If you think back, you might recall that at the end of the Howard Government period Australia at the Commonwealth level was free of debt. I don’t think everything that the Howard Government did was  good,  and I wanted many more of the windfall gains invested in the future more productively than just lodged in a purposeless Futures Fund. But the point is that Australia was free of debt, and the Commonwealth Government could borrow for its stimulus plan without having to think of the immediately evil consequences of its doing so, unlike the government of the UK, let alone those of Spain, Greece and Italy.

Because our economy was strong our interest rates were high, and in consequence the Reserve Bank was able to lower them when it saw a need to do so. And we had in place prudential regulations governing our financial institutions that were stronger and more effective than those operating elsewhere.

Put all that together, and we enjoyed a mood of optimism that came from ten years of good conditions and sound money, so companies, small businesses and the general populace did not go into panic mode, as was commonly the case elsewhere.

Above all, China and India were not caught up in the GFC to a significant extent, and they kept buying our minerals. Yes, our high dollar and the weight of the mineral boom distorted our economy, and that was not the Labor Government’s fault. I don’t know that the Howard Government or Peter Costello could have done anything to prevent the real shrinking of the manufacturing sector. But unemployment remained low, wages high, and real estate prices generally buoyant.
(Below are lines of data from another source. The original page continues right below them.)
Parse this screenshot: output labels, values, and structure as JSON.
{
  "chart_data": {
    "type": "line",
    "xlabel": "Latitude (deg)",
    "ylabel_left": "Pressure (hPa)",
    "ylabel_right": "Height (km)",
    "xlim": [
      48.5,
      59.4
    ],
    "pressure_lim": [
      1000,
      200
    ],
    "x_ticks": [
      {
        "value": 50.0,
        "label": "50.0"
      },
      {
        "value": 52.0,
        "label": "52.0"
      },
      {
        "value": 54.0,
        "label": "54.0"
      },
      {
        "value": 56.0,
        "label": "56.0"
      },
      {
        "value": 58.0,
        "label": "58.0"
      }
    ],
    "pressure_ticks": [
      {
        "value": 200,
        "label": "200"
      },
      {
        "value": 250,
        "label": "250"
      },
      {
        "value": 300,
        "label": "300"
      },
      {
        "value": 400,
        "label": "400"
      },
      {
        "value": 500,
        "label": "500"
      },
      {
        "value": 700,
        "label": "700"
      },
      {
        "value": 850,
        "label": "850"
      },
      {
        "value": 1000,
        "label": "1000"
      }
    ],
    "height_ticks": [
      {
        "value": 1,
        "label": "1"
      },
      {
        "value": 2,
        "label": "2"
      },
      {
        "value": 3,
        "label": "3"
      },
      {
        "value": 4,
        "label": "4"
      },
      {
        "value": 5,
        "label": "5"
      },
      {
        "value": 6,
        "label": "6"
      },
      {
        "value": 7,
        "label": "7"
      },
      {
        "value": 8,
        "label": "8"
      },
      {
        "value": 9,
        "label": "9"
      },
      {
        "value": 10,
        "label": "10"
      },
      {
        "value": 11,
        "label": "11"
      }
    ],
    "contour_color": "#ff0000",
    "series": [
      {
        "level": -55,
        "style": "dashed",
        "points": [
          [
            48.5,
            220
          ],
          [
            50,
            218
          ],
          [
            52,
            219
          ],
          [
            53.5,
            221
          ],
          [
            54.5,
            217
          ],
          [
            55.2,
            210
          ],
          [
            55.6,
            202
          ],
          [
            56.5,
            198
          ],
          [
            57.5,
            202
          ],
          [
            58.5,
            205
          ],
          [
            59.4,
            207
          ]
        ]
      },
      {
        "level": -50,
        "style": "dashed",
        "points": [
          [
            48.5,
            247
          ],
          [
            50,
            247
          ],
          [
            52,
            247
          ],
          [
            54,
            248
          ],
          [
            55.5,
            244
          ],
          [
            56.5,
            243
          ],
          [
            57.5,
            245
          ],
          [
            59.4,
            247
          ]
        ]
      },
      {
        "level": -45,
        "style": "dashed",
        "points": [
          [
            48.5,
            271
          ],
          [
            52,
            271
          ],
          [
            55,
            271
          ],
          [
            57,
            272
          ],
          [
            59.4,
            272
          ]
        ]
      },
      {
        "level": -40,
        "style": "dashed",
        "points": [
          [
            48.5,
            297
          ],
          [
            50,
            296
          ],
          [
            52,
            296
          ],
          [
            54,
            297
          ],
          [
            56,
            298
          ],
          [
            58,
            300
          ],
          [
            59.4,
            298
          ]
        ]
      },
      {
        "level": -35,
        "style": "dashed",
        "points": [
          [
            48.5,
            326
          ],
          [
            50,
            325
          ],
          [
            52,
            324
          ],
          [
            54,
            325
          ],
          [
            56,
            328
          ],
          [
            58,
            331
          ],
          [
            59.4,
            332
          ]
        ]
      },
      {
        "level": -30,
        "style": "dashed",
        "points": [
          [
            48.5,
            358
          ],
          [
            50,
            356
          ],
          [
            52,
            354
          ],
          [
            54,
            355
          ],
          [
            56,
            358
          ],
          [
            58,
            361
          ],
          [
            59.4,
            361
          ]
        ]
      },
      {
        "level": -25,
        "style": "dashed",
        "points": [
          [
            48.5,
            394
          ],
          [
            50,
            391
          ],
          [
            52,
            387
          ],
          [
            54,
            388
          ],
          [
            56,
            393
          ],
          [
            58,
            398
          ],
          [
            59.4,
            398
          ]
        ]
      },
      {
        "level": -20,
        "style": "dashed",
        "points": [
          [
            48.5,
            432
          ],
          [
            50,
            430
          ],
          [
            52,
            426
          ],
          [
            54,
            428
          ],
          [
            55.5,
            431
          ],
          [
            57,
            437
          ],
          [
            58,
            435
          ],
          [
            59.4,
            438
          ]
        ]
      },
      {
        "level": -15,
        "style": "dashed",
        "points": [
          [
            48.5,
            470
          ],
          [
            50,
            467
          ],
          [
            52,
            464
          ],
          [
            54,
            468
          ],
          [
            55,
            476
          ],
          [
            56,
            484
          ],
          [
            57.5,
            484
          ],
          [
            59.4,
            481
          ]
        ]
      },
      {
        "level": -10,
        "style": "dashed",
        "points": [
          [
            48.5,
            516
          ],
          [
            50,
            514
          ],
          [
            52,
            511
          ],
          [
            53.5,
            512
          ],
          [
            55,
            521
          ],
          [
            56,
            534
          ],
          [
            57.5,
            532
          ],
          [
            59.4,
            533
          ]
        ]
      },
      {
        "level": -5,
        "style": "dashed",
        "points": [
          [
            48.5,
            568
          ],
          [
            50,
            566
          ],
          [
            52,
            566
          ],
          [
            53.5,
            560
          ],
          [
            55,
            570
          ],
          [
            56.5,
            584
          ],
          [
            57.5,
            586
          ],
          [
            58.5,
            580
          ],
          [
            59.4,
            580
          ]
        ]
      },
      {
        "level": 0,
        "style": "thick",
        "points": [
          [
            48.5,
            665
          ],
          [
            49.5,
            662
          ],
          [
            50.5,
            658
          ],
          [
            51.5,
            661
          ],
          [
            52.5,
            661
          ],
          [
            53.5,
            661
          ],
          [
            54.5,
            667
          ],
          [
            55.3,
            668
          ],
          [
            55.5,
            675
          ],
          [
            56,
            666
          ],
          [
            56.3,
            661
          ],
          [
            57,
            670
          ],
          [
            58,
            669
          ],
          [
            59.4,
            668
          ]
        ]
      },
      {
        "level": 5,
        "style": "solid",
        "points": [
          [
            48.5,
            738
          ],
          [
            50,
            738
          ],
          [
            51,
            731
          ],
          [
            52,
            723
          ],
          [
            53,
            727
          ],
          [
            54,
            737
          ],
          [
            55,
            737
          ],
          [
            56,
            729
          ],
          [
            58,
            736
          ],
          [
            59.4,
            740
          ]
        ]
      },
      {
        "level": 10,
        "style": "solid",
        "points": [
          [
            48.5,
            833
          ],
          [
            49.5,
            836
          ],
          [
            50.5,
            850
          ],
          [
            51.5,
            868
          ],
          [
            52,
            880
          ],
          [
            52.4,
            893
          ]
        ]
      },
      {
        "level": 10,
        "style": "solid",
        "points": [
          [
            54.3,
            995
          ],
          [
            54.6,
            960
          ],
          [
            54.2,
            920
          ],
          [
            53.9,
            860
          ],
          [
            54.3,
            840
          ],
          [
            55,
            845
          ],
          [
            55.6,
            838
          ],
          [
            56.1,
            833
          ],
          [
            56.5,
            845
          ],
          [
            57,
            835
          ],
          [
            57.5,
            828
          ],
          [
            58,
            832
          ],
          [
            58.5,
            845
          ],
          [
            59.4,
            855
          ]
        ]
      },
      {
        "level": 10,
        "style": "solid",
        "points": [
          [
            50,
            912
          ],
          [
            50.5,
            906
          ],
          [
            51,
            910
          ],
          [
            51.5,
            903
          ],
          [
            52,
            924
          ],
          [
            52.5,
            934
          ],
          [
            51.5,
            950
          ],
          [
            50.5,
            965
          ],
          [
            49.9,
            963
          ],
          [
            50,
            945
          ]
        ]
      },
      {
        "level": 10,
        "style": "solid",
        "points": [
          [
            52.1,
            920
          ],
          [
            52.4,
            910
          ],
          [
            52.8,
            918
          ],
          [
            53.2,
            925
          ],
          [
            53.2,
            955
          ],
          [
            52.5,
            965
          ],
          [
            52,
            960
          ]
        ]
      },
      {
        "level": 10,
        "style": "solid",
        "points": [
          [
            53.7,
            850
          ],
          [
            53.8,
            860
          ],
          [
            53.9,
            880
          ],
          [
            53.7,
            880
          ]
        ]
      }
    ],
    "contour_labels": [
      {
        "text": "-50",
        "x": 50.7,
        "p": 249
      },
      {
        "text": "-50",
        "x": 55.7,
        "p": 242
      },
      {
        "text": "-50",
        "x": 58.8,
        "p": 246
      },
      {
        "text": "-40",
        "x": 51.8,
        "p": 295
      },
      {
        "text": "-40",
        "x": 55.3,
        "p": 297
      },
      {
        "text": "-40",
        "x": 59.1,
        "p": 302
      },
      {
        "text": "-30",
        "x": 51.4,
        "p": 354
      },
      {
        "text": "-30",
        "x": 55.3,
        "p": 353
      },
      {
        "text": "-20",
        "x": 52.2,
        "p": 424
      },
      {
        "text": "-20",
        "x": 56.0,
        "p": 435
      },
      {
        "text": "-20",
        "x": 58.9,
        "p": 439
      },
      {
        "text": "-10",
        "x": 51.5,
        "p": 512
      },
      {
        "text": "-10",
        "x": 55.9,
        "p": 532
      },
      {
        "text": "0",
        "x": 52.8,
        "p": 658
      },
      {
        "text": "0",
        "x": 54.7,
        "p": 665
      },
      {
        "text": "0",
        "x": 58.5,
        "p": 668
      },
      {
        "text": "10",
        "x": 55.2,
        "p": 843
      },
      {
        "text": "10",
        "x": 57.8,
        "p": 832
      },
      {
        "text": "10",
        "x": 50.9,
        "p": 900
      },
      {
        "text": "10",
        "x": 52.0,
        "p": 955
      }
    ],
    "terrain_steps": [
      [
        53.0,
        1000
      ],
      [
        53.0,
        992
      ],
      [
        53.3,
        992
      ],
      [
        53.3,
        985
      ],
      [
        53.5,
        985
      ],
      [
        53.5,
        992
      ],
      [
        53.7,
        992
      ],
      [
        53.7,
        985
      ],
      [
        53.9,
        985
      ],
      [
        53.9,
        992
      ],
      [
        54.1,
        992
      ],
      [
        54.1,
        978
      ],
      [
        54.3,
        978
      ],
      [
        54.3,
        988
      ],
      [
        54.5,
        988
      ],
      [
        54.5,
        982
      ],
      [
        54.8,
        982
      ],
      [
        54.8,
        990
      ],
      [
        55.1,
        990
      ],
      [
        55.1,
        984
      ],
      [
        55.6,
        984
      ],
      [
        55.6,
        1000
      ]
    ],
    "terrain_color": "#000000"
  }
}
If you put it all together, the Rudd and Gillard Governments have a great deal to thank Peter Costello for, and it would be nice if we sometimes heard a little praise going that way. There are arguments that Australia didn’t need the stimulus, especially the second one, but at the time it seemed a prudent move. I wouldn’t blame either Kevin Rudd or Wayne Swan for the pink batts deaths, but those deaths and the school building spree point to speedy activities that were not well thought through — a characteristic, it seems to me, of Labor in power over the last six years. As I said only yesterday, the reborn Prime Minister has a penchant for making quick decisions on the run whose main virtue is that they give him prime time on the evening news.

There are some other examples of economic management (though they’re not usually seen as such) that don’t impress me at all. I speak of the carbon tax, which is a form of money churn, rewarding the more poorly paid in the community for having to put up with a completely unnecessary, ineffective and silly tax on the production of a gas which all living things depend on for their existence. The only benefit I could see in it is that it is version of the old increase in the basic wage, but administered at the government’s pleasure, which is hardly good management.

If that were not bad enough, the Labor Government brought in a series of measures designed to get us to move from a reliable and relatively cheap form of energy — electricity produced by burning coal — to an expensive and unreliable one produced by building windmills and covering rooftops with photo-voltaic cells.

All of us in consequence pay much more not only for electricity (and gas, and petrol) but for everything produced that requires energy, which is, of course, virtually everything. At least no one has been talking for a while about all the ‘green jobs’ that have been created thereby. As is clear from what has happened in Spain and in the USA, creating ‘green’ jobs through forcing people to pay more for energy is very quickly a giant subsidy, paid by us all, and at the expense of old jobs, and the people who used to have them.

For my part, the story of Labor s economic management over the past six years is a really mixed one, though I don’t expect Chris Bowen to tell us so.